Di loro abbiamo avuto sempre più bisogno negli ultimi vent’anni. Ora anche loro hanno bisogno di noi. Le collaboratrici familiari dell’Europa orientale hanno consentito di sollevare le nostre famiglie provate dall’invalidità improvvisa e cronica dei nostri anziani. Loro, imparando presto anche il dialetto trentino, li hanno assistiti, puliti, curati e spesso anche pianti, dopo averli accompagnati fino all’ultimo respiro.
Non hanno semplicemente “badato” ai nostri cari, è ingiusto chiamarle badanti. Anche questa è un’etichetta come tante generalizzazioni, suggerite da visioni retoriche (“angeli venuti dall’Est”) o pregiudiziali (“stipendiate profittatrici”), che non ci consentono di vedere i loro volti, la loro singolare personalità: chi è capace di dedizione instancabile, chi si lega in una reciprocità appagante; chi alla fine si piega sotto un peso inesorabile.
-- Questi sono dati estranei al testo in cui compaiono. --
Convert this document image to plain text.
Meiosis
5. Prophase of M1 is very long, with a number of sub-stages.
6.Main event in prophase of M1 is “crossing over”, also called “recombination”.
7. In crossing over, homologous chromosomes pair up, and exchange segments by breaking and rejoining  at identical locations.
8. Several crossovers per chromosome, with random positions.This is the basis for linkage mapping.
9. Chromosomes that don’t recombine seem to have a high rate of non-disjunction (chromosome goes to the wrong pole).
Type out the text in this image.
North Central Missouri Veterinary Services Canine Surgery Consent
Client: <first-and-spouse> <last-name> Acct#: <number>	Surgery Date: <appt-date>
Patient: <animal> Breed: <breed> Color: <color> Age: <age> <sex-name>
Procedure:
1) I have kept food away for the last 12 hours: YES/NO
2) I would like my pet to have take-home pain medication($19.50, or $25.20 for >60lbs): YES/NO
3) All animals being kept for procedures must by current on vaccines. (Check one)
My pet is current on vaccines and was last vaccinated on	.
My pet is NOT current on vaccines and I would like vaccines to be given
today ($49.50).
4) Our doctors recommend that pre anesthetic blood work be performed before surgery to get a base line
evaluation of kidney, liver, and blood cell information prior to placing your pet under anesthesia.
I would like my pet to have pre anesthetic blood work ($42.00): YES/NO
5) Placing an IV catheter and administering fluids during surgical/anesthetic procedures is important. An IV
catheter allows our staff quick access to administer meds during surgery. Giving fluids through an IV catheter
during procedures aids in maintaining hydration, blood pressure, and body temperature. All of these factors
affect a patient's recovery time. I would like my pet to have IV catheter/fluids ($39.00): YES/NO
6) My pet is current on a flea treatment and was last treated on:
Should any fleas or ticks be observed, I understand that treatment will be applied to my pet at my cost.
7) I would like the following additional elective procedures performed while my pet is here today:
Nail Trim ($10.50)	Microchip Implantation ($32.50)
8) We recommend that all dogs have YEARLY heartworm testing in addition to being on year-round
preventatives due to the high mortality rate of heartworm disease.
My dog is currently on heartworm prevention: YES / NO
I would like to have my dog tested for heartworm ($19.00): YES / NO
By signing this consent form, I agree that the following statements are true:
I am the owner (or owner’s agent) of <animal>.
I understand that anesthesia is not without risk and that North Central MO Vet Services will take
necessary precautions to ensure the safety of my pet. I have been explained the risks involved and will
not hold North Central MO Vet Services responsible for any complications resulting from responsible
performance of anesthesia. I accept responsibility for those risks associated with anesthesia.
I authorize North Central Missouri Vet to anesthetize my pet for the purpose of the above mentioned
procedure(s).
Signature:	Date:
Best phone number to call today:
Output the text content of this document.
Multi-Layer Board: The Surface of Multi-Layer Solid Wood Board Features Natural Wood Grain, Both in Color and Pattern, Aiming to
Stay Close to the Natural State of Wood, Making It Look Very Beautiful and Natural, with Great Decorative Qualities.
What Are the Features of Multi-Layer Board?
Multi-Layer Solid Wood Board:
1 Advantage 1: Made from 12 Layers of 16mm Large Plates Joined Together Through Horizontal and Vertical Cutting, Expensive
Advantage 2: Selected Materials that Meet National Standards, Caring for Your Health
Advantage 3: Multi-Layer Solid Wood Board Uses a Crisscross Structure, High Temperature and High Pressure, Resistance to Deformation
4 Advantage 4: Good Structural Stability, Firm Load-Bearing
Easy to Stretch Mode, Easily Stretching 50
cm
Non può essere ignorato dai Trentini l’appello lanciato dal cappellano delle donne ortodosse riunite nella chiesa di San Marco per la loro Pasqua il 27 aprile: crescono i loro problemi di salute, in sei anni le morti per tumore sono aumentate da una all’anno a una al mese, il disagio psichico comincia a farsi sentire.
“E un fenomeno molto allarmante per la nostra comunità – ha detto padre Ioan Lapastenau – specialmente per le donne giovani dai 30 ai 50 anni. Spesso lavorano 24 ore al giorno, sette giorni su sette”. Le attanaglia spesso la condizione psicologica imposta dalla distanza da casa e dai propri figli, quella “sindrome Italia” diagnosticata dagli psichiatri dell’Est che ha portato alla nascita di cliniche specializzate nella cura della depressione post-emigrazione per lavoro.
Allo sradicamento e alla nostalgia per la famiglia d’origine lasciata in Romania, in Ucraina o in Moldavia, che si traduce spesso in senso di colpa verso i loro figli left behind (lasciati indietro) definiti “orfani bianchi” o verso i loro stessi anziani genitori, si aggiunge un ulteriore dato di fatto per queste “donne con il cuore altrove”: quasi il dovere di nascondere o minimizzare le loro fragilità, le loro ansie e le loro malattie, non farle conoscere in patria, perché “altrimenti i nostri parenti si preoccupano”, come ha ammesso una signora ai microfoni di Cinzia Toller, la collega della Rai che ha “svelato” questo vissuto esistenziale sommerso dentro i nostri condomini o nei nostri paesi.
Ora anche l’Azienda sanitaria provinciale ha promesso di studiare questi dati epidemiologici relativi alle lavoratrici immigrate. Anche per verificare in che misura incidano nelle patologie insorgenti le condizioni stressanti di lavoro, il tipo di alimentazione e una trascuratezza rispetto: i referenti religiosi delle varie comunità di immigrate sono stati convocati per affrontare insieme l’emergenza.
Ma essa interpella anche le comunità cristiane trentine: per un dovere di riconoscenza verso queste signore che spesso si prodigano ben oltre quanto è dovuto dal contratto, ma pure per quel comandamento evangelico che viene prima di ogni rapporto lavorativo.
Sono il dialogo e la capacità di ascolto le condizioni per lasciare che si aprano le ferite psicologiche di queste mamme dai figli lontane (o figlie di genitori distanti), altrimenti tenute nascoste per dignità personale o per timore di perdere il lavoro.
Il 6 maggio fa l’ultimo “Libro bianco” sulle badanti in Italia – ormai siamo sui 2 milioni di lavoratrici, il 60 per cento lavora in nero purtroppo – ha richiamato questo “patrimonio da tutelare”, confermando peraltro la persistente difficoltà di dare un volto a queste presenze. E se non riconosciamo il volto non possiamo nemmeno pensare di poter arrivare al loro cuore ferito.
In queste sere di maggio, nel rosario affidato a Maria di Nazareth, “madre del dolore e della speranza”, possiamo inserire il volto di Ileana, Irina o Nicoleta, per tradurre poi quell’intenzione in un’attenzione concreta.